No more. He was done with it. He’d thought that watching her fall after the bullet struck her was the most painful experience of his life. Even worse than being accused of rape. Even worse than going to prison for a crime he hadn’t committed.

He’d been wrong. Watching the car drive away, getting a good look at the kid wielding the gun, had been worse. Because as he stared into Nacho’s smug, high-as-a-kite eyes, he’d realized something else. He’d had it within his power to stop this all those days ago and he hadn’t done it.

He’d been so blinded by his past—and his desire to keep innocent kids out of jail—that he’d let one who was far from innocent get away with harassment and assault, and now it appeared he had escalated to attempted murder. That Rafael had thought Nacho and his friends were harmless didn’t matter. Nothing mattered except that Vivian and Diego were the ones paying the price for his stupidity.

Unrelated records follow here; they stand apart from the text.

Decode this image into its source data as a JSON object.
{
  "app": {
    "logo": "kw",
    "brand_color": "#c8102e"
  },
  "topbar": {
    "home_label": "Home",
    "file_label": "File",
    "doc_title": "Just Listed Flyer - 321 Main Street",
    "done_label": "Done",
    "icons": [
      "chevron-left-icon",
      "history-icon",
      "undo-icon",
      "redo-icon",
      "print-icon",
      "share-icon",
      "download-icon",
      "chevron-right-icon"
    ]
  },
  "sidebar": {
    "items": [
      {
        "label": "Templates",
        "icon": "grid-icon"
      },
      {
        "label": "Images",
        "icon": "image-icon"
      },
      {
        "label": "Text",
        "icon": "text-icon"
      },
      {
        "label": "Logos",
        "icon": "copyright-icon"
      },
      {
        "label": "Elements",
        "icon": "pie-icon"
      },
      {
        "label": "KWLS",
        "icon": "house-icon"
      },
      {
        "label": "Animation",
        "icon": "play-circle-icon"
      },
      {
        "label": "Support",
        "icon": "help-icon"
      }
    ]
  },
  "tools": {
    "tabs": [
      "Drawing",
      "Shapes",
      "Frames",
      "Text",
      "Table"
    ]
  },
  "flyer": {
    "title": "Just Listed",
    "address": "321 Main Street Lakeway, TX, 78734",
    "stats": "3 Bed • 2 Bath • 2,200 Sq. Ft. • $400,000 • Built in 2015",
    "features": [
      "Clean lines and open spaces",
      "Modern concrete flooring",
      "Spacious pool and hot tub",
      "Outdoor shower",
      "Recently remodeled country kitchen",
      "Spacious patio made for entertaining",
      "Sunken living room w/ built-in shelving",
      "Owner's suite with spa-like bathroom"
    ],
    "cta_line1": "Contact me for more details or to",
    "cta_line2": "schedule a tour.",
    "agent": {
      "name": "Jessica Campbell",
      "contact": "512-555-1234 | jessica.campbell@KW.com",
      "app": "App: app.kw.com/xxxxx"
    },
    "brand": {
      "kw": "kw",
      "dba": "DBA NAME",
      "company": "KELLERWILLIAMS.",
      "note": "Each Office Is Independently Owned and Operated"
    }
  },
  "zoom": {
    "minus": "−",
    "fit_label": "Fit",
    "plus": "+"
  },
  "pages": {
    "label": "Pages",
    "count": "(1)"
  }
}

“So, man, I know we can talk about this later.” Jose’s voice sound muffled, faraway, as Rafael looked down at the blood on his hands.

“Hey, man, are you with me?” Jose’s hand on his shoulder got firmer, as if the cop was worried he might pass out or something.

“Is she going to be okay?” He watched the paramedics as they worked on Vivian—setting up an IV, trying to stop the bleeding. His whole world had narrowed down to this one moment, and he realized, with his typical bad timing, that he loved her.

That all the feelings that had been jumping around in him for days—admiration, desire, irritation at her for putting herself at risk, fear of rejection because of his past—added up to more than lust, more than friendship. He was in love with Vivian Wentworth.

He felt his knees go weak at his mistake, but he locked them in place.

“Hey, man.” This time it was Miguel who got in his face. “Are you sure you didn’t get hit? You don’t look so good.”

“I’m fine.” He pushed his brother aside so he could keep Vivian in view. The paramedics had shifted her to a stretcher and were moving her to the ambulance with an urgency that didn’t look good. He moved closer to the vehicle, angling himself to climb in when they were done getting her situated.

There was no way he was being left behind.

“I’m going with her,” he told the paramedics as they started to close the bay doors.

“I need to talk to you about what happened.” Jose’s tone was adamant.

Ignoring him—and the hand his longtime friend held out to him—Rafael climbed into back of the ambulance. Vivian still hadn’t come around.

“Pick up Nacho Soren.” Their eyes locked. “I don’t know who else was in the car, but he was the one with the gun.”

Jose looked poleaxed. “Are you sure?”

Rafael nodded. “When he leaned out of the car to shoot her, he was right under that streetlamp.” He pointed to the only one that still had a working bulb. “I saw one other kid and he looked familiar, but I don’t know why. I’ll let you know as soon as I figure it out.”

Jose was already reaching for his radio when the ambulance doors closed. Desperate, furious, terrified, Rafael looked over at the paramedics and asked the only question that mattered. “Is she going to be all right?”